Doch wie kriegt man die gekrümmten Linien eines Globus auf eine Karte aus Papier - und bildet dabei trotzdem exakt die Verhältnisse der Erde ab?

Karten, die das versuchten, waren im 16. Jahrhundert besonders beliebt und nachgefragt beim europäischen Großbürgertum: Die Welt sollte nicht nur verstanden, sondern erkundet und vermessen werden - was vielerorts auch die Unterdrückung und Ausbeutung der Natur und der Menschen bedeutete.

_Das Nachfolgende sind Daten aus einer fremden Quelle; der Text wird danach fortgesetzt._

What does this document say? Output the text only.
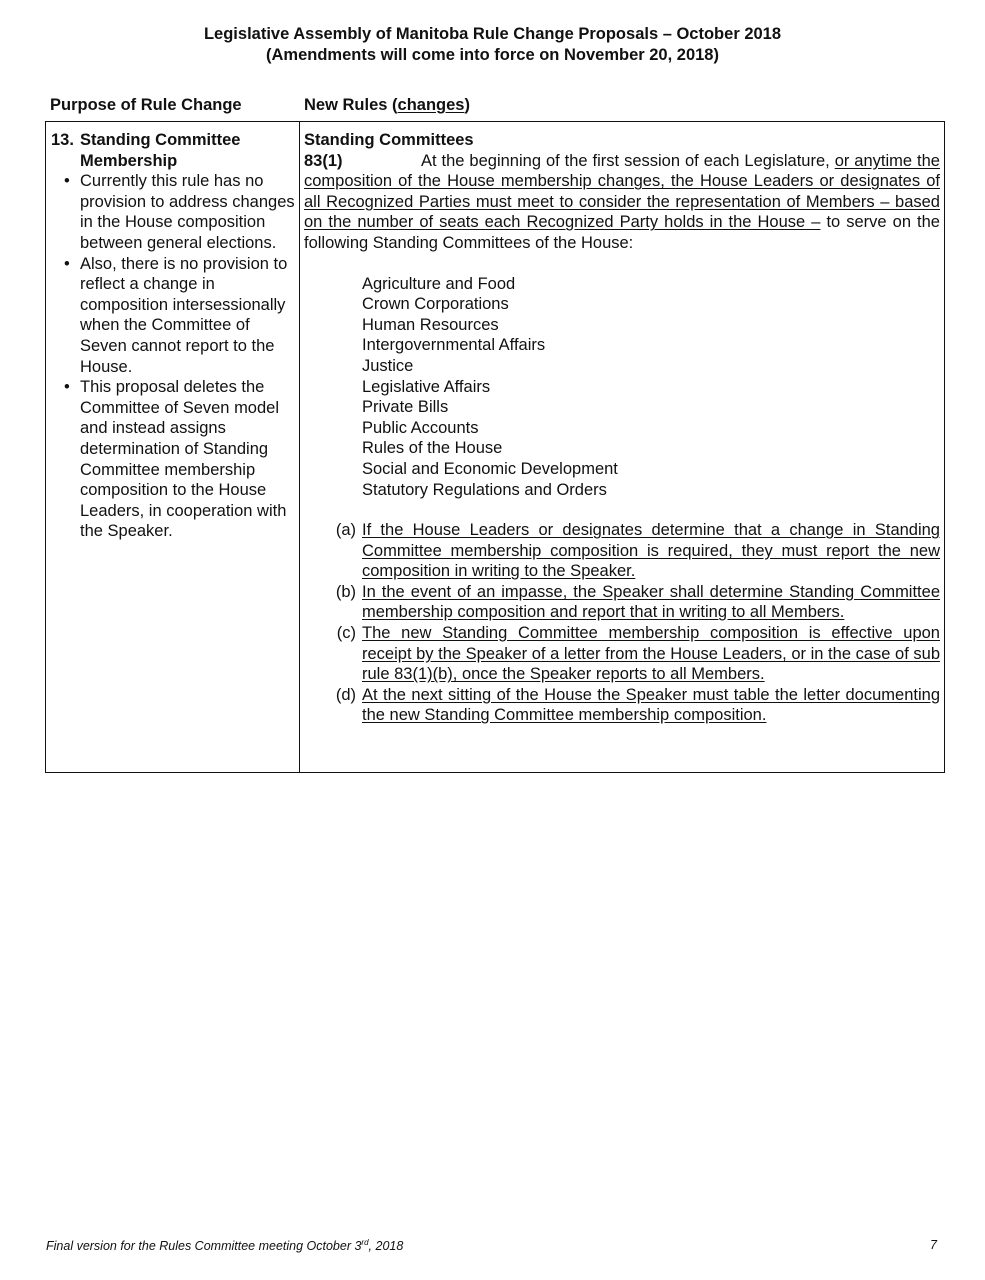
Legislative Assembly of Manitoba Rule Change Proposals – October 2018
(Amendments will come into force on November 20, 2018)
Purpose of Rule Change	New Rules (changes)
13. Standing Committee Membership
• Currently this rule has no provision to address changes in the House composition between general elections.
• Also, there is no provision to reflect a change in composition intersessionally when the Committee of Seven cannot report to the House.
• This proposal deletes the Committee of Seven model and instead assigns determination of Standing Committee membership composition to the House Leaders, in cooperation with the Speaker.
Standing Committees
83(1)	At the beginning of the first session of each Legislature, or anytime the composition of the House membership changes, the House Leaders or designates of all Recognized Parties must meet to consider the representation of Members – based on the number of seats each Recognized Party holds in the House – to serve on the following Standing Committees of the House:
Agriculture and Food
Crown Corporations
Human Resources
Intergovernmental Affairs
Justice
Legislative Affairs
Private Bills
Public Accounts
Rules of the House
Social and Economic Development
Statutory Regulations and Orders
(a) If the House Leaders or designates determine that a change in Standing Committee membership composition is required, they must report the new composition in writing to the Speaker.
(b) In the event of an impasse, the Speaker shall determine Standing Committee membership composition and report that in writing to all Members.
(c) The new Standing Committee membership composition is effective upon receipt by the Speaker of a letter from the House Leaders, or in the case of sub rule 83(1)(b), once the Speaker reports to all Members.
(d) At the next sitting of the House the Speaker must table the letter documenting the new Standing Committee membership composition.
Final version for the Rules Committee meeting October 3rd, 2018	7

Die waghalsigen Entdecker mussten sich bei ihren Fahrten ins Ungewisse auf kartografische Methoden verlassen, die bereits 1400 Jahre vor ihrer Geburt erfunden worden waren. Die meisten Karten beruhten auf einem Modell des griechischen Mathematikers und Astronomen Ptolemäus, mit welchem man einen Kurs in konstanter Richtung nur als gekrümmte Linie zeichnen konnte - für weite Strecken denkbar unpraktisch.

Mercator Weltkarte

Mercators Weltkarte ermöglichte Seefahrern, in weiten Gewässern zielgenau zu navigieren - trotz der immensen Verzerrungen an den Polen der Erde

Gerhard Mercator erfindet die Welt neu

Gerhard Mercator, der am 5. März 1512 in Rupelmonde in Flandern geboren wurde, sollte das ändern. Er prägt bis in die Gegenwart das Bild, das sich die Menschen von der Erde machen, auf der sie stehen. Mercator veröffentlichte 1569 in Duisburg die Nova et Aucta Orbis Terrae Descriptio ad Usum Navigantium Emendate Accommodata - die Neue und vollständigere Darstellung des Erdglobus für den Einsatz in der Navigation.

Seine Methode war so einfach wie genial: Er bildete die Erdkugel auf einem Zylinder ab. Dafür imaginierte er den Erdmittelpunkt als Projektionszentrum, von dem aus alle Punkte des Globus auf den Zylinder übertragen werden. Das Prinzip kann man sich mit einem einfachen Gedanken vor Augen führen: Rollt man ein großes Blatt Papier zu einem Zylinder und stülpt diesen über den einen Globus, liegt das Blatt an genau einer Linie - einem Breitengrad -  an der Kugel an. In Mercators Modell ist das der Äquator.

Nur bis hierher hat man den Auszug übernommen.